Фальк готов был выйти на палубу и сразу покончить с этим делом, но тут он заметил, что мимо одного из иллюминаторов его каюты нужно было проходить к насосу, подающему пресную воду. Вместо того чтобы выйти, он остался в каюте и запер дверь. «Лучший человек должен выжить, — сказал он себе, — а тот, другой, — рассуждал он, — рано или поздно должен будет прийти за водой». Эти умирающие от голода люди пили часто, чтобы обмануть муки голода. Но и плотник, должно быть, обратил внимание на иллюминатор. Они двое были здесь лучшими людьми, и игра велась между двумя. Весь день Фальк не видел никого и не слышал ни звука. Ночью он напрягал зрение. Было темно. Один раз он услышал шорох, но был уверен, что никто не мог приблизиться к насосу. Насос помещался налево от его иллюминатора, выходившего на палубу, и он непременно разглядел бы человека, так как ночь была ясная и звездная. Он не видел никого. К утру снова послышался подозрительный шорох. Спокойно и решительно он отпер дверь. Он не спал и не поддался ужасу создавшегося положения. Он хотел жить.
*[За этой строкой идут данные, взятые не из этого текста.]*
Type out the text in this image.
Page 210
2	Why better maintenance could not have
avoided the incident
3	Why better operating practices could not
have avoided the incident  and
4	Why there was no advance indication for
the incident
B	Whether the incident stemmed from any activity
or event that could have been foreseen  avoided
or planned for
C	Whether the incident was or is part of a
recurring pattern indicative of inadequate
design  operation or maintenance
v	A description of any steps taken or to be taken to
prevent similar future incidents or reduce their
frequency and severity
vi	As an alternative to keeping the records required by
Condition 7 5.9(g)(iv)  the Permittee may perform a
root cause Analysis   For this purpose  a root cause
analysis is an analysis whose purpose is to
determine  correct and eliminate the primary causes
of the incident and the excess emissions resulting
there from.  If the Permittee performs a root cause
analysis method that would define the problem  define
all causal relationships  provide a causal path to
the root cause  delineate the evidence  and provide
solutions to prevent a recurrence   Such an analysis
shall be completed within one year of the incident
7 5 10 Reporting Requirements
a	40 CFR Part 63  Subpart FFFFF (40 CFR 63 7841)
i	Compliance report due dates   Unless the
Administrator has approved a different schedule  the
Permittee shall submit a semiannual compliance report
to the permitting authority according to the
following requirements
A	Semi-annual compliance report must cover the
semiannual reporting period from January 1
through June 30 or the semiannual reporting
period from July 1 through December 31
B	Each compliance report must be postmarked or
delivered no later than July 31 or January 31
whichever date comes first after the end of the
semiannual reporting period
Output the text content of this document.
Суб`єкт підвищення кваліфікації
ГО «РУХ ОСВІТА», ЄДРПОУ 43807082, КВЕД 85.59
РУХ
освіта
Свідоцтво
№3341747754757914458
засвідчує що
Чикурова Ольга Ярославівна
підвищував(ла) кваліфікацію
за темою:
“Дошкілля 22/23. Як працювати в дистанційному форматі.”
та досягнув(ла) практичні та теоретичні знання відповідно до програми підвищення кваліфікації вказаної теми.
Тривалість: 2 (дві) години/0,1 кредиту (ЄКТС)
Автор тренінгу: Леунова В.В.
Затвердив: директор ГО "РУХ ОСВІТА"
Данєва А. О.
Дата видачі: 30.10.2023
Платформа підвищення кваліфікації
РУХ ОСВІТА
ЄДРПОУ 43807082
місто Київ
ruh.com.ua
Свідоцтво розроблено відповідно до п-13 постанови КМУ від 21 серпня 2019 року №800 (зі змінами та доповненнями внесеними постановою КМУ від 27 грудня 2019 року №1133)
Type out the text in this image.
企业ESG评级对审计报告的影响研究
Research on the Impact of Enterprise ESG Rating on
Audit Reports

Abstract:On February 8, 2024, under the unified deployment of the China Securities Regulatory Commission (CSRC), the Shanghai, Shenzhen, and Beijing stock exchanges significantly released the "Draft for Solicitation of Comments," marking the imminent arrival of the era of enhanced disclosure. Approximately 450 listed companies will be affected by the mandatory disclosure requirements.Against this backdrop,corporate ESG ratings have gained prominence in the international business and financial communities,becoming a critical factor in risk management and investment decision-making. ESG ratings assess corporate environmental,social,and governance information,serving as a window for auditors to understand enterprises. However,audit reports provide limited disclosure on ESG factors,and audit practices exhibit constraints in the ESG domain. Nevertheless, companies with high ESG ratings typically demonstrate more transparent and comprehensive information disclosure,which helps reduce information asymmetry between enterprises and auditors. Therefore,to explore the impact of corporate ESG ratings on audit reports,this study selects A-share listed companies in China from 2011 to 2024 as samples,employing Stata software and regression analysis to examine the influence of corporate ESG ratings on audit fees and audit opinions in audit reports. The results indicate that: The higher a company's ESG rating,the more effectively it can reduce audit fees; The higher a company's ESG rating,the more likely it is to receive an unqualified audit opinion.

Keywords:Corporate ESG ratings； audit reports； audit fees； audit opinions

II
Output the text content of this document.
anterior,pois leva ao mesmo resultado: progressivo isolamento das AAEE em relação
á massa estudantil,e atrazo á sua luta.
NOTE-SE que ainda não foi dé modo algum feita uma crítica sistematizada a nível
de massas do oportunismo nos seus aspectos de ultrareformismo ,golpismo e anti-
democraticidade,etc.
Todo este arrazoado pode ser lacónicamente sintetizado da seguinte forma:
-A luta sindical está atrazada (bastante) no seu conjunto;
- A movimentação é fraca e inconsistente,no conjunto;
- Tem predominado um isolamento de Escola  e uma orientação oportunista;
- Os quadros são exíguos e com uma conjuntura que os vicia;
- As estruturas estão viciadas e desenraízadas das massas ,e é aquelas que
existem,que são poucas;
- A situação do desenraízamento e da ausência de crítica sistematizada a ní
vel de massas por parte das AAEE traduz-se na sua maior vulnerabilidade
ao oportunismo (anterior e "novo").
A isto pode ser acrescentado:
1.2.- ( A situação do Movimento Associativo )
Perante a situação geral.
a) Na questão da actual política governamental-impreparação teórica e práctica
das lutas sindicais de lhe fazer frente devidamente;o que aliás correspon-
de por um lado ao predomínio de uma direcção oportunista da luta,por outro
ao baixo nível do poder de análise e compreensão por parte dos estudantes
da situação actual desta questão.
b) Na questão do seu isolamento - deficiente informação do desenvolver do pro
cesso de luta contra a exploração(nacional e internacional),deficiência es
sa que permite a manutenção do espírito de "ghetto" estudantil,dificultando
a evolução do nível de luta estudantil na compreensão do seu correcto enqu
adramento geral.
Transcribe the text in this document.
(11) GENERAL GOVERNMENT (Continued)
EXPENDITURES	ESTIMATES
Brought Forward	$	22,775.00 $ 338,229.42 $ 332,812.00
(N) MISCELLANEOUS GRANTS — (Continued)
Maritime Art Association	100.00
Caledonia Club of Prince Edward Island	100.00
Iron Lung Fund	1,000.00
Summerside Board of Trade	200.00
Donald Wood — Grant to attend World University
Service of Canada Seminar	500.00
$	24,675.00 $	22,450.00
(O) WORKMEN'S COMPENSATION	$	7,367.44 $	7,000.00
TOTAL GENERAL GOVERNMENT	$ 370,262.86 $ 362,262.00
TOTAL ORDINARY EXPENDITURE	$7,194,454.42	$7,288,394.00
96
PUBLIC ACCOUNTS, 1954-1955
Ночью плотник, вовсе не пытаясь приблизиться к насосу, ухитрился тихонько проползти вдоль правого борта и, незамеченный, притаился как раз под самым иллюминатором Фалька. На рассвете он вдруг вскочил, заглянул в каюту и просунув руку в обшитое медью круглое отверстие, выстрелил в Фалька на расстоянии одного фута. Он промахнулся. А Фальк, вместо того чтобы попытаться схватить руку, державшую оружие, неожиданно распахнул дверь и, почти касаясь плотника дулом своего длинного револьвера, застрелил его на месте.

Лучший выжил. У обоих поначалу сил было ровно столько, чтобы держаться на ногах, и оба проявили безжалостную решимость, выносливость, лукавство и храбрость — все качества классического героизма. Фальк тотчас же швырнул за борт револьвер капитана. Он по природе своей был монополистом. За двумя выстрелами последовало глубокое молчание. В холодном жестком рассвета антарктического края расснащенный остов судна плыл по серому морю, управляемый железной необходимостью и ледяным сердцем. И тогда один за другим стали выползать на палубу из своих нор осторожные, медлительные, нетерпеливые, сверкающие глазами грязные люди — шайка голодных живых скелетов. Фальк, владелец единственного огнестрельного оружия на борту, встретил их, а второй «лучший», плотник, лежал мертвый между ним и толпой.

— Он был, конечно, съеден, — сказал я.

Фальк медленно наклонил голову, содрогнулся слегка, провел руками по лицу и сказал:

— Я ни разу не ссорился с этим человеком. Но между ним и мной стояли наши жизни.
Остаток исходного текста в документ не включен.